La domanda quindi sorge spontanea: come si spiegano questi agiti nei confronti di quella che è la generazione dei nostri genitori, o dei nostri nonni, nella maggior parte dei casi proprio da parte di coloro che sono preposti alla loro cura e tutela? Molteplici sono innanzitutto i fattori di rischio che espongono i soggetti coinvolti nella relazione a comportamenti che sfociano poi nelle forme di violenza sopraelencate (Alraddadi, 2022). Quelli riconducibili alle potenziali vittime sono l’età avanzata, le condizioni di disabilità fisica o cognitiva, la difficoltà o impossibilità di comunicare l’abuso subito, la paura di denunciare e la tendenza a proteggere o giustificare chi compie un comportamento d’abuso.
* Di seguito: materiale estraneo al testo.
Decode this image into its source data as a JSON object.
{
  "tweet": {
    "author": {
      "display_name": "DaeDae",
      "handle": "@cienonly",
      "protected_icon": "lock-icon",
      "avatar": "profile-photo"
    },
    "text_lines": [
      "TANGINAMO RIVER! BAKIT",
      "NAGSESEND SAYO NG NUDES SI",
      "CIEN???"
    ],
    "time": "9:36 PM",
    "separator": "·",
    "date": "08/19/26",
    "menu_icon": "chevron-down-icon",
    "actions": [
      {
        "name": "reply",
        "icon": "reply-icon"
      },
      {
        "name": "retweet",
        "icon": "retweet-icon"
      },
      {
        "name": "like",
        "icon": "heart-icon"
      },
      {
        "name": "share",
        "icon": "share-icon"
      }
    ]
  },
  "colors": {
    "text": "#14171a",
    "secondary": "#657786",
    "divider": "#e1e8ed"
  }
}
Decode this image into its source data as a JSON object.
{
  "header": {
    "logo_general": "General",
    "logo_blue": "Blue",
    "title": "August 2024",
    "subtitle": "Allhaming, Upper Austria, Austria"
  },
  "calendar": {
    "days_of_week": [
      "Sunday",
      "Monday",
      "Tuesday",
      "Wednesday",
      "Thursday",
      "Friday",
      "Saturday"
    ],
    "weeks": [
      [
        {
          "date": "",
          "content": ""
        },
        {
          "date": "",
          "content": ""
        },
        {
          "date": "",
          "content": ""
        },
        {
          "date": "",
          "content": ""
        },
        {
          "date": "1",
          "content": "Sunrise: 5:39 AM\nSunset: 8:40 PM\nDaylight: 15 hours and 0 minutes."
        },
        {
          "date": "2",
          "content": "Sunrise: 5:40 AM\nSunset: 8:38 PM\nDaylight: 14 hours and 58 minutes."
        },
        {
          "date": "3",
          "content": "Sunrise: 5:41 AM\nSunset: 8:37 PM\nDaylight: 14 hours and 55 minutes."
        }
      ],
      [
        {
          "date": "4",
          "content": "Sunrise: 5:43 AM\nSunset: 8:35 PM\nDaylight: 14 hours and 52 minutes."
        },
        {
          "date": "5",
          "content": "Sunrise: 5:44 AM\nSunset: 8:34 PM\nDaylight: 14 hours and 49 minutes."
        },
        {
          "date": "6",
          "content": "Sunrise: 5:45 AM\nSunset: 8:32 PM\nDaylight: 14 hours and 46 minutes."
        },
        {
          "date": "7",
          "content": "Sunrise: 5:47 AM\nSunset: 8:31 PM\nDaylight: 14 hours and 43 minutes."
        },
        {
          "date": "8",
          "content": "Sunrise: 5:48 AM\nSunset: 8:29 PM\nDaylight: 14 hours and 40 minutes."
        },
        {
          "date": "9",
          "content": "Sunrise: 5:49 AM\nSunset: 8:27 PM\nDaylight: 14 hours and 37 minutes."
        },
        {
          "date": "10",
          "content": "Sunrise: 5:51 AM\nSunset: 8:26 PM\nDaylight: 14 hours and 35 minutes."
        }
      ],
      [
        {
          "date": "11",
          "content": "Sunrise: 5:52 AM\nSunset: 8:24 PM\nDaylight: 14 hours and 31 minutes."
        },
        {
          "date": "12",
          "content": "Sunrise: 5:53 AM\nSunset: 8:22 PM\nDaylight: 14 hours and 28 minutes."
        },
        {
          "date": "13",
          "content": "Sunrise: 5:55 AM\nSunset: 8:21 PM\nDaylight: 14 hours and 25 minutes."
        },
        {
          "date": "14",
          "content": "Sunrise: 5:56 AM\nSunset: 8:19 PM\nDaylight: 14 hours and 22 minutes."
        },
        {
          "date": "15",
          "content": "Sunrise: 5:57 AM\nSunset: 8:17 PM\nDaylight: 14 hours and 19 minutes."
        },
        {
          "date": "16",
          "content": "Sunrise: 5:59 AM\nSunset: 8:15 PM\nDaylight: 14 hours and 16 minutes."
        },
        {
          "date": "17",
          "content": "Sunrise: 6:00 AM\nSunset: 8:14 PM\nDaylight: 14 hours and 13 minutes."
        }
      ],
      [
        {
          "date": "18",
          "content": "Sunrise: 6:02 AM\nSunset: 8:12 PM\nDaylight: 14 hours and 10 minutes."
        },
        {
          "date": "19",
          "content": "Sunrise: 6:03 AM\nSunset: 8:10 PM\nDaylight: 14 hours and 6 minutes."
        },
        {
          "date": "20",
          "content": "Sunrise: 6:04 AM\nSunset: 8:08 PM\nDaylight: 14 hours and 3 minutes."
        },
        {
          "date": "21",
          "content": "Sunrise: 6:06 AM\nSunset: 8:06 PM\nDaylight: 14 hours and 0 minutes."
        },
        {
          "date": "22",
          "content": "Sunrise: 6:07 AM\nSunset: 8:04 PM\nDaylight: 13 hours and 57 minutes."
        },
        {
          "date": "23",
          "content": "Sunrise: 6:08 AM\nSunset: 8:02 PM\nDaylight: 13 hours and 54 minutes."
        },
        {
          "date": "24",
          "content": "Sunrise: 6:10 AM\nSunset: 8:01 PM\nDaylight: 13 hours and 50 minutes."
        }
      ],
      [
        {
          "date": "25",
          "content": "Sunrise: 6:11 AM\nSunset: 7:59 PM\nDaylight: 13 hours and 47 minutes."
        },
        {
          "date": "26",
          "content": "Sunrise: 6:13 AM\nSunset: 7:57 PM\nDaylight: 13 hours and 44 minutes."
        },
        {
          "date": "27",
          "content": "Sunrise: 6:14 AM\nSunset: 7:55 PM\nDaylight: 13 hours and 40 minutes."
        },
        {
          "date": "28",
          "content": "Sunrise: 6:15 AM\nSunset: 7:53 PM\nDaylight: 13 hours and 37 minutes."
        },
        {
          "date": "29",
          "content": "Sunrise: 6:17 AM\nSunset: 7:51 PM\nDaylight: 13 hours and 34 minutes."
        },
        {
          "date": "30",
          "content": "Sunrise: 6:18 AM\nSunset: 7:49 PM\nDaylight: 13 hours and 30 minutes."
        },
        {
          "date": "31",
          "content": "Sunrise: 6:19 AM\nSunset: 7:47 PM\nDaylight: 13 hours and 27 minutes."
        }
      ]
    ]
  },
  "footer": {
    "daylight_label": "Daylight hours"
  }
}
Quelli invece legati ai caregivers, quando gli agiti sono privi della volontarietà di danneggiare l’assistito, possono essere la scarsa o assente formazione sul tema, la mancanza di consapevolezza delle conseguenze delle proprie azioni, una maggiore attenzione alle proprie esigenze o a quelle dell’organizzazione rispetto a quelle della persona da assistere, la fragilità dell’equipe, lo stress e le condizioni di lavoro eccessivamente gravose.
Come sottolinea ancora una volta la SIGG, “l’assistenza di un anziano, specie con deterioramento cognitivo, impegna il famigliare o l’operatore sanitario sia sul piano pratico ed organizzativo che su quello emotivo, portando spesso a un ‘cortocircuito’ relazionale che si ripercuote sulla vita dell’assistito con comportamenti abusivi del caregiver, che percepisce l’onere assistenziale come un impegno schiacciante e complesso…Ed è proprio lo stress derivante dal carico assistenziale a causare una riduzione della qualità delle cure e, nel peggiore dei casi, situazioni di abuso che esplodono soprattutto nel difficile periodo estivo”.
Altre caratteristiche degli operatori associate a un maggiore rischio di abusi sono i problemi psichiatrici, l’uso di droghe e alcool così come i tratti di personalità disturbati.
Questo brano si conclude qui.